Fool's mate is the fastest checkmate in chess, finished in just two moves. White self-destructs by pushing the f- and g-pawns, tearing open the diagonal in front of the king. Black's queen lands on h4 with check, and there is no escape, block or capture available - instant mate.

  1. 1.
  2. 2.
Starting position

Use Play, the arrows, or click a move to step through.

How it works

White's pawn moves (f3 and g4) strip away every defender of the e1-h4 diagonal. The black queen on h4 gives check straight down that diagonal to the e1 king. The king has no flight square: e2 and d1 are blocked by White's own men, f1 is occupied by the bishop, and f2 is covered by the queen. Nothing can interpose on the open diagonal, and no White piece attacks h4 to capture the queen. With check, no escape, no block and no capture, it is checkmate.

How to spot it

It only happens when one player makes two truly terrible opening moves, so you will almost never see it in real play. Its real value is as a warning: whenever the pawn shield in front of the king is pushed forward early - especially the f- and g-pawns - the diagonal to the king flies open.
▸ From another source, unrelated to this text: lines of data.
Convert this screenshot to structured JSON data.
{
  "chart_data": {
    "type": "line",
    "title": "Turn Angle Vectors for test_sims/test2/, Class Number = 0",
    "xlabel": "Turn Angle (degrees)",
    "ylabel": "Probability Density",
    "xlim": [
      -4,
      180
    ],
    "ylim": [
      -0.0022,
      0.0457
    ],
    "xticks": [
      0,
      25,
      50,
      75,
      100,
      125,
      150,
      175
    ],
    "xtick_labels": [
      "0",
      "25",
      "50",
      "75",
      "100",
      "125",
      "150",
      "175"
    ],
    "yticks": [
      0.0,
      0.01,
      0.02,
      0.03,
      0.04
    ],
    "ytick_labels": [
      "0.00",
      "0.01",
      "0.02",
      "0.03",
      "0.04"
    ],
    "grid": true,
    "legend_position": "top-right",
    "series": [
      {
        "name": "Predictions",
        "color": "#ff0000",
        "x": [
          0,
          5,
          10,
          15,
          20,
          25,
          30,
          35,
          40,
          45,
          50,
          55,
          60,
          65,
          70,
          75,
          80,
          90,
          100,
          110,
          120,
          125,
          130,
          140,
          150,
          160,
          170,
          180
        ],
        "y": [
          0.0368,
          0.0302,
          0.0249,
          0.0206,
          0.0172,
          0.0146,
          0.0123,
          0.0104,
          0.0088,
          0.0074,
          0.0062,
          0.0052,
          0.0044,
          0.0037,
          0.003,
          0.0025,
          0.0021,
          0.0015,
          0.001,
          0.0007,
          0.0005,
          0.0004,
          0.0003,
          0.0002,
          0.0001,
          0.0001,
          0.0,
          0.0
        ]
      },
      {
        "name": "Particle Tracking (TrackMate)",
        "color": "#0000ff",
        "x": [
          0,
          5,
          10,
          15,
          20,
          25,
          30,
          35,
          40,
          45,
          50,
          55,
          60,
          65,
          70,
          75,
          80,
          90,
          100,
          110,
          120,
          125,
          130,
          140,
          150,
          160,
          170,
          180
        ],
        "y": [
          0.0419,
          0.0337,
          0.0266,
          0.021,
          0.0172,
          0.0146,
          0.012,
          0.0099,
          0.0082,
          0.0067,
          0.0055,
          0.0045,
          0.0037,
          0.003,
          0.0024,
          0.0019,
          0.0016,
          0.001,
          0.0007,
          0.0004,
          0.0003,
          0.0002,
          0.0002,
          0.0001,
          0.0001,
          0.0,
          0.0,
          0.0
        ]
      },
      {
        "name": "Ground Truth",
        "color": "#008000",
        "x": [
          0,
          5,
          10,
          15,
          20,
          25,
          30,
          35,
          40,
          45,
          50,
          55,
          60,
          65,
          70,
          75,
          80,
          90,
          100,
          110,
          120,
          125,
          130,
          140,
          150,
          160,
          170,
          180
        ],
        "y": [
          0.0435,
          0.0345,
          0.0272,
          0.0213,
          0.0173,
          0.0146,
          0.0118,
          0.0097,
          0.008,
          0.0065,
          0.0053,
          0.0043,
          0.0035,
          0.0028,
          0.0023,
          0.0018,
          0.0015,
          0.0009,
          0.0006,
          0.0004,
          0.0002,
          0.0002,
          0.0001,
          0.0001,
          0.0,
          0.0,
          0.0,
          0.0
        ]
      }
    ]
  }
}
Watch for an enemy queen or bishop eyeing that diagonal, and avoid weakening your own king's cover for no reason.

Key ideas

  • The quickest possible checkmate - just two moves
  • Pushing the f- and g-pawns wrecks the king's diagonal cover
  • The queen mates along the open e1-h4 (or e8-h5) diagonal
  • Only White can be Fool's-mated this fast, because Black moves second
  • A cautionary tale: don't weaken the pawns in front of your king

Famous example

A textbook teaching position rather than a tournament game - it requires such poor play that it essentially never occurs between competent players, but it is the classic first lesson in king safety.